Aldın eline kürtajı
Sağlıkta devrim dediğiniz bu olmalı. Kürtajla vatandaşın namus davasını hükümet kendi diliyle okuyor. Diyor ki: vatandaş sen benim ölçülerimle sevişir benim ölçülerimle çocuk yaparsın. Yani sevişmeniz benim istediğim enerjide olmalı yoksa vay halinize!
Cüzdan, kürdan; kurban yetmedi yatak meselesi…
Kürdan mı? Dişlerinin arasında duruyormuş gibi koca bir Kürt meselesini görmeden fasa fiso ifadelerle yok saymak.
“Benim Kürt kardeşim” diyerek meseleyi rafadan yumurta yapmak.
Yok öyle koca bir meseleyi kürtajla kürdanla ortadan kaldırmak.
Bu mesele siyasal iktidarların “gücü nereye dayanırsa dayansın” keyfi sloganlarıyla ortadan kaldırma isteğini sadece donkişotluk olarak kabul eder.
Nasıl ki geçmiş iktidarlar bu cüretle savunup tarihe kapandıysa sizin iktidarınızda bu sonun yolcusu.
Bu saatten sonra halkın bindiği treni kafa kafaya toslatacak bir tren makinisti gibisiniz artık.
Hani Roboski’de 34 genç Kürt bedenini parçalarına ayırmıştınız ya işte o gün toslamıştınız zaten ama yinede bir ihtimal tutup yakasından suç ortaklarınızın halk önünde öz eleştiri verebileceğiniz gelmişti kimilerinin aklına şimdi aklına bu ihtimal gelenlerin akıllarını resetleme zamanı…
Kürtaj; öyle böyle bir mesele değil.
Yani tutup Kürt çocuklarını bir dağ yamacında uçaklarla dövmeye benzemiyor.

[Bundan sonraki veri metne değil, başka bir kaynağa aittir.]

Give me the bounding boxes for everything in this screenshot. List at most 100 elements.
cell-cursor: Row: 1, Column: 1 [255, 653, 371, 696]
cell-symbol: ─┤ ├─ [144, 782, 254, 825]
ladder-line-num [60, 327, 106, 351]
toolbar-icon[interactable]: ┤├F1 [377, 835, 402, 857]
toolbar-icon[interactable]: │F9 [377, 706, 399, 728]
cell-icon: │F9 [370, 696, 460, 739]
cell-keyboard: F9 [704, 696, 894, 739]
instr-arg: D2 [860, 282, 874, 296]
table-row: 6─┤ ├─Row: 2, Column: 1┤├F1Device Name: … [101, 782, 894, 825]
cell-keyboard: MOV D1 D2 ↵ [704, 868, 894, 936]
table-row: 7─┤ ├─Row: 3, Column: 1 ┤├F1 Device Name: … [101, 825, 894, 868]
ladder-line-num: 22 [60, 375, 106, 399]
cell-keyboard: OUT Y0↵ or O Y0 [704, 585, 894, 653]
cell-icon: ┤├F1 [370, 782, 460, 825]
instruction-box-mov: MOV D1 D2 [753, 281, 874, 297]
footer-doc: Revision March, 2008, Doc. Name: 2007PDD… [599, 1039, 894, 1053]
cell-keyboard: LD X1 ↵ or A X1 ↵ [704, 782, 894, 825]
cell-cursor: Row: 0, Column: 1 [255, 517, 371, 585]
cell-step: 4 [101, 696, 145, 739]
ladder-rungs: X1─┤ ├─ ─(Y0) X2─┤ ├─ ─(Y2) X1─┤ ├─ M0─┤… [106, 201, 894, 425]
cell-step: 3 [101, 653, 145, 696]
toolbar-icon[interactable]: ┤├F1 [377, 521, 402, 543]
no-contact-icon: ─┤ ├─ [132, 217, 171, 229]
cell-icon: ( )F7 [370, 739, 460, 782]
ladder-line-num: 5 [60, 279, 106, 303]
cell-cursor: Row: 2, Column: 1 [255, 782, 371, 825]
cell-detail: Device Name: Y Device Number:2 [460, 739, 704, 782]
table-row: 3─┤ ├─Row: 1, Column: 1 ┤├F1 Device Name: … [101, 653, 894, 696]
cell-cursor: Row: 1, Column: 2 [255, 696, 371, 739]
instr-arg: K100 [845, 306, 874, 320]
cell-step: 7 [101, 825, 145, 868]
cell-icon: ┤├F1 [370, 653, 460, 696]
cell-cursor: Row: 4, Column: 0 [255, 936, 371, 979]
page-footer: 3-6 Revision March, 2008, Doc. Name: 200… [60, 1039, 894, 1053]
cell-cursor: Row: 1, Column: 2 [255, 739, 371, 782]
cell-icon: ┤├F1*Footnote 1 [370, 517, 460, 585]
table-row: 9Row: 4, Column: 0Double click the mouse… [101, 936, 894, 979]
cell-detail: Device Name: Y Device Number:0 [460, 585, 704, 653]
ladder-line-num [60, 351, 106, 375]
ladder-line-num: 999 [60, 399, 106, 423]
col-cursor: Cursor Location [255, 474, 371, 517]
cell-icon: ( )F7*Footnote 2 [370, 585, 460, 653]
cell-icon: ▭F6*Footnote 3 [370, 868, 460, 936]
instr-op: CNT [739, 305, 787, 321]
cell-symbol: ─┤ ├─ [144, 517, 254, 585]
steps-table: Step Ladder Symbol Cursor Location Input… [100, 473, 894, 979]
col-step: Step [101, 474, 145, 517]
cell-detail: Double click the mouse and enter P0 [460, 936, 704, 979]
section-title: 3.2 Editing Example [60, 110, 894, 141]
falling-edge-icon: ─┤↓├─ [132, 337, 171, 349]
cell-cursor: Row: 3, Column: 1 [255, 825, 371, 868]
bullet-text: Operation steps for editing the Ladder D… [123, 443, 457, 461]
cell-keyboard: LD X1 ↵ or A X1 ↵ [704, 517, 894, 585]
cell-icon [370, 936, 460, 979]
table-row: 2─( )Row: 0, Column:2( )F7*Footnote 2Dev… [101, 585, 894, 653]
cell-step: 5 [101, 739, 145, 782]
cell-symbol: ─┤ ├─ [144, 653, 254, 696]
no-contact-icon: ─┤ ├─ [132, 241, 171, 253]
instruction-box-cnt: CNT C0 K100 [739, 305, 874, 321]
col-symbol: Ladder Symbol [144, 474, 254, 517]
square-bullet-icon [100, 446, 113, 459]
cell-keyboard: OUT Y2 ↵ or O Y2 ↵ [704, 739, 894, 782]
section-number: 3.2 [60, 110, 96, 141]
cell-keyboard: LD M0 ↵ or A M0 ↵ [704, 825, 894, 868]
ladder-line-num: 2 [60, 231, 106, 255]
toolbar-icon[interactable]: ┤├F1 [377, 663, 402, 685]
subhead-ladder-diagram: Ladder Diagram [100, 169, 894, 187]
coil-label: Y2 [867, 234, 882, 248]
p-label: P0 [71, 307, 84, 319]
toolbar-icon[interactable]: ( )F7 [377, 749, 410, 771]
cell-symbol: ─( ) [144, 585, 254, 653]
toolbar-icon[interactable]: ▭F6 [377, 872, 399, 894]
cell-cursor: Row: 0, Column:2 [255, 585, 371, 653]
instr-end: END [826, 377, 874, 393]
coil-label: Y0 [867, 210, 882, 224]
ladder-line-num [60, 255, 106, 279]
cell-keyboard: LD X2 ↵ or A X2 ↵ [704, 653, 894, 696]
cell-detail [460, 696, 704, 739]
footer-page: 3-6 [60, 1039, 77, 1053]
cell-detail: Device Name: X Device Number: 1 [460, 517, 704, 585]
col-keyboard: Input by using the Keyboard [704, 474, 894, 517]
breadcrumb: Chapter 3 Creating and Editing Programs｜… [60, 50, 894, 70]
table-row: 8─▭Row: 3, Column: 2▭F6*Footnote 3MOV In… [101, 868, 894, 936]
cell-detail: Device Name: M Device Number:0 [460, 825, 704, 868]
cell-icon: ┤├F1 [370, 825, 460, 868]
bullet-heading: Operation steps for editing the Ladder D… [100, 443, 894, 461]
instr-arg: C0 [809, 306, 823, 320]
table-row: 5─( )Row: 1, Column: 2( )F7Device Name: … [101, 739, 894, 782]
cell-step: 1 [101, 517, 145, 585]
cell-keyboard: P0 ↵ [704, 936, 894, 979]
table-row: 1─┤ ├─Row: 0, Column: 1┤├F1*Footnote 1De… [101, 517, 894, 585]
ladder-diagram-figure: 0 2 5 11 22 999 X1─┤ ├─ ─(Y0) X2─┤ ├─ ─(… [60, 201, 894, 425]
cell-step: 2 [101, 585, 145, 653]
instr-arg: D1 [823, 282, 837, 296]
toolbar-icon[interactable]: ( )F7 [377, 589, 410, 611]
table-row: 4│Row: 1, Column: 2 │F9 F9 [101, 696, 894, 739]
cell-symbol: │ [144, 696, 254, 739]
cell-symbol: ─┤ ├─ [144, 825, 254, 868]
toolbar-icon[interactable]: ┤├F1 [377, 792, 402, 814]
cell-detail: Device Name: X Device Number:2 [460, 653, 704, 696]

Analardan söz ediyorsunuz siz.
O çocuğu dünyaya getirecek ama akilâne politikalarınız sayesinde bakamayacak analardan.
Çocuğuna bakamayacak olmak ne demektir siz anlamasınız sizin “bir hırkanız bir lokmanız” yok kimselerde. Hani bir hırka bir lokma deyip ziynetlerle döşediğiniz kızlarınız gibi kimse besleyemiyor bu ülkede kızlarını. Amerikalarda okutamıyor çocuklarını.
Sağlıksız sağlık politikalarınız sayesinde; dünyaya bir çocuk getirip rezil u rüsva etmek istemiyor kimseler.
Sınavlarla, işsizlikle, kimliksizlikle boğuşturmak istemiyor.
Neden anlamak istemiyorsunuz bu ülke kuru yaprağa dönmüş. Bakıma muhtaç aileler açlık sınırının altında yaşamaya devam ediyor. Bakıma muhtaç anne ve babalar dünyaya çocuğu hangi garantide getirecek ve nasıl bakacak?
Haberiniz yok tabi bu ülkede muhtaçların sayısından. Mendil satanlar, su satanlar, mısır satanlar, pancar satanlar çocuktur çocuk.
Onlar çocuklarını dünyaya getirecek senin dağ kanunların, doğru dürüst işlemeyen politikaların sayesinde her gün trafik canavarına kurban gidecek, asker-polis tarafından dövülecek, devlet kapısından geçemeyecek.
Gelsin mi şimdi o çocuklar dünyaya?
Gaz bombası, barut yanığı ile mi yansın?
Seller, göçen köprüler, grizu patlamaları, toprak kayması görün çocukların başına gelenleri.
Ya düşündüğü için cezaevi devletine dönüşen ülkede mahpus olmak nasıl bişeydir.
Susun… Susun çünkü her konuşmanız halkların canını yakıyor.
Asgari ücret çocuğu ne haldedir bilir misiniz?
“Nüfus çoğalsın” diye yaptığınız şeye bakın.
Hem nüfus çoğalınca dünyayı mı istila edeceksiniz? Sahi ne olacak nüfus çoğalınca. Kayıp kıtayı mı buldunuz, Yeni bir gezegen mi?
Yav siz önce insanlara iş bulun. Aş verin.
Almış başınızı gidiyorsunuz. Arkanızda bir acayip yoksulluk, bir acayip kimsesizlik, bir acayip keşmekeş, çocuklar, anneler, babalar gece yarılarına kadar simit satma derdine, pilav satma derdinde müreffeh değil öğretmeni, hakimi, doktoru, köylüsü, işçisi kentlisi bu ülkenin.
Kafanızın diki çarptı çarpacak… Demedi demeyin!
Aldınız elinize kürtajı; bakalım sonunuz nice olur.